Hoy el término golpe de Estado se ha hecho cada vez más presente. Apenas en octubre pasado, ante el inminente inicio de una investigación en su contra, Donald Trump vociferó: “Lo que está ocurriendo no es un juicio político: es un golpe de Estado”.

Si bien la situación política no es comparable en ninguno de los casos la retórica apocalíptica del mandatario estadunidense coincide con el tenor de los tiempos. A medida que la polarización en las sociedades aumenta, la confianza en las instituciones políticas está por los suelos. Y lo que antes era una oposición ideológica entre partidos políticos propia de una democracia ahora se convierte en un abismo divisorio entre las posturas.

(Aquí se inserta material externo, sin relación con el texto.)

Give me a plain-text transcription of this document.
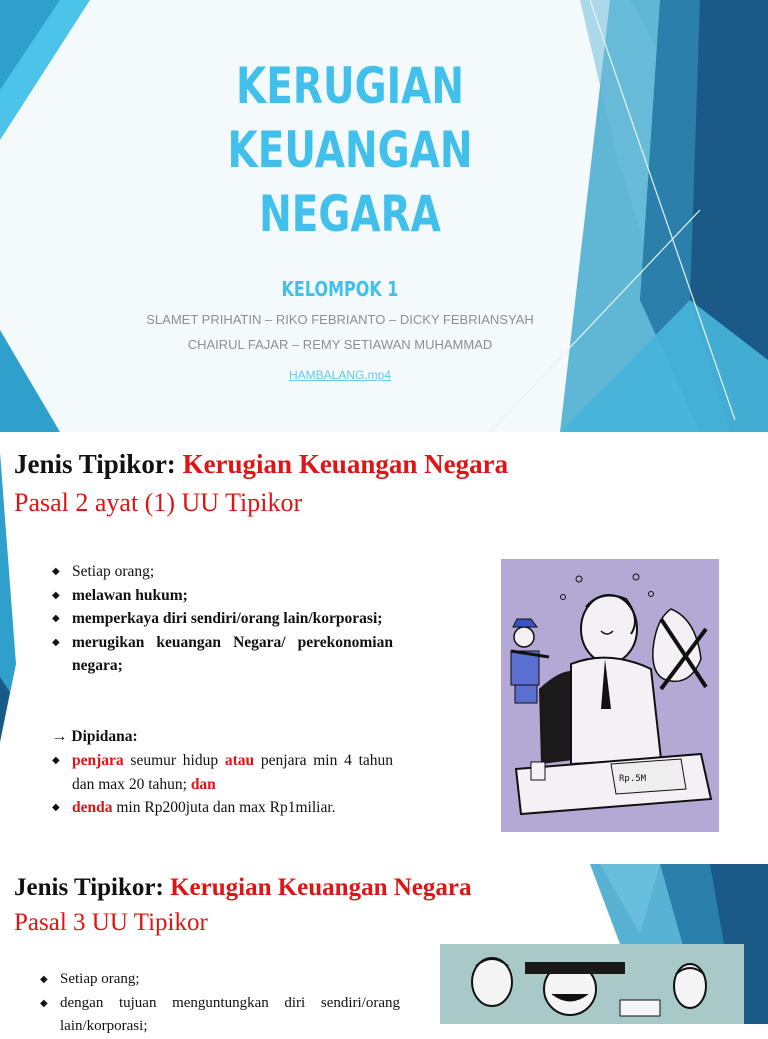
KERUGIAN KEUANGAN
NEGARA
KELOMPOK 1
SLAMET PRIHATIN – RIKO FEBRIANTO – DICKY FEBRIANSYAH
CHAIRUL FAJAR – REMY SETIAWAN MUHAMMAD
HAMBALANG.mp4
Jenis Tipikor: Kerugian Keuangan Negara
Pasal 2 ayat (1) UU Tipikor
◆ Setiap orang;
◆ melawan hukum;
◆ memperkaya diri sendiri/orang lain/korporasi;
◆ merugikan keuangan Negara/ perekonomian negara;
→ Dipidana:
◆ penjara seumur hidup atau penjara min 4 tahun dan max 20 tahun; dan
◆ denda min Rp200juta dan max Rp1miliar.
Rp.5M
Jenis Tipikor: Kerugian Keuangan Negara
Pasal 3 UU Tipikor
◆ Setiap orang;
◆ dengan tujuan menguntungkan diri sendiri/orang lain/korporasi;
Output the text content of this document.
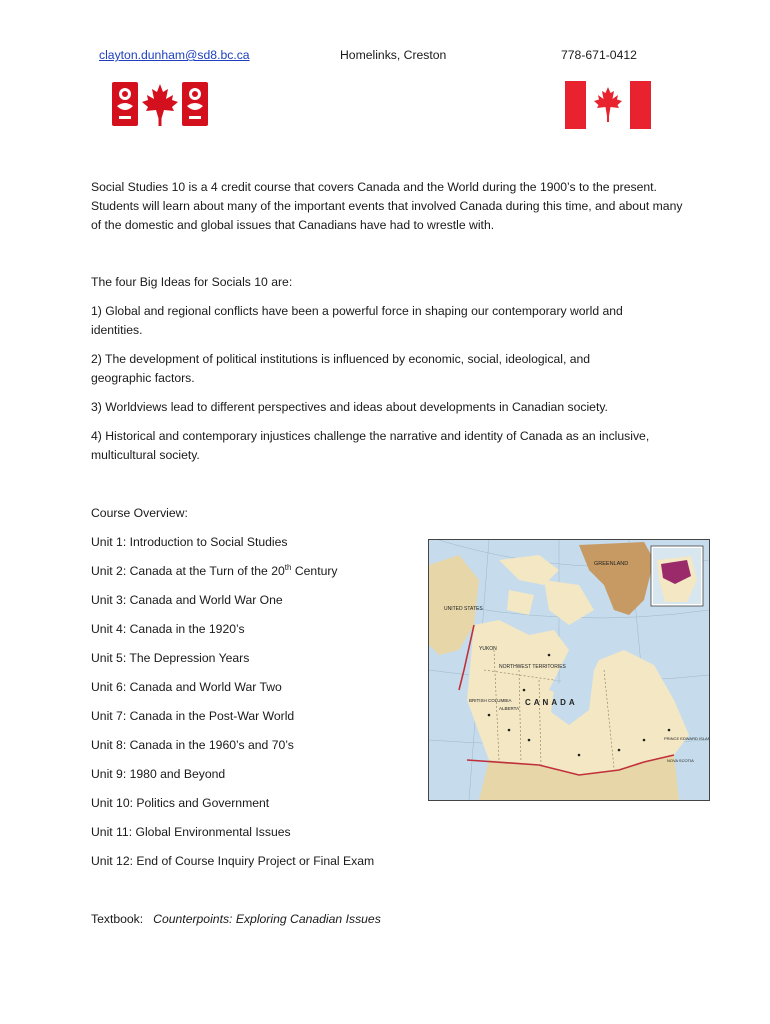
clayton.dunham@sd8.bc.ca	Homelinks, Creston	778-671-0412
Social Studies 10 is a 4 credit course that covers Canada and the World during the 1900’s to the present. Students will learn about many of the important events that involved Canada during this time, and about many of the domestic and global issues that Canadians have had to wrestle with.
The four Big Ideas for Socials 10 are:
1) Global and regional conflicts have been a powerful force in shaping our contemporary world and identities.
2) The development of political institutions is influenced by economic, social, ideological, and geographic factors.
3) Worldviews lead to different perspectives and ideas about developments in Canadian society.
4) Historical and contemporary injustices challenge the narrative and identity of Canada as an inclusive, multicultural society.
Course Overview:
Unit 1: Introduction to Social Studies
Unit 2: Canada at the Turn of the 20th Century
Unit 3: Canada and World War One
Unit 4: Canada in the 1920’s
Unit 5: The Depression Years
Unit 6: Canada and World War Two
Unit 7: Canada in the Post-War World
Unit 8: Canada in the 1960’s and 70’s
Unit 9: 1980 and Beyond
Unit 10: Politics and Government
Unit 11: Global Environmental Issues
Unit 12: End of Course Inquiry Project or Final Exam
Textbook: Counterpoints: Exploring Canadian Issues
GREENLAND
UNITED STATES
YUKON
NORTHWEST TERRITORIES
BRITISH COLUMBIA
ALBERTA
CANADA
PRINCE EDWARD ISLAND
NOVA SCOTIA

Hoy vemos cómo una narrativa conspirativa sobre un intento de “golpe” se puede establecer tranquilamente desde las cúpulas del poder e inmediatamente se amplifica en redes sociales sin importar matiz alguno. En un momento de creciente populismo global y autoritarismo los líderes electos se sienten cada vez más seguros de probar los límites de sus poderes. Y desafortunadamente tanto los mandatarios empecinados en mantenerse en el poder como los militares están en el lado equivocado de la democracia.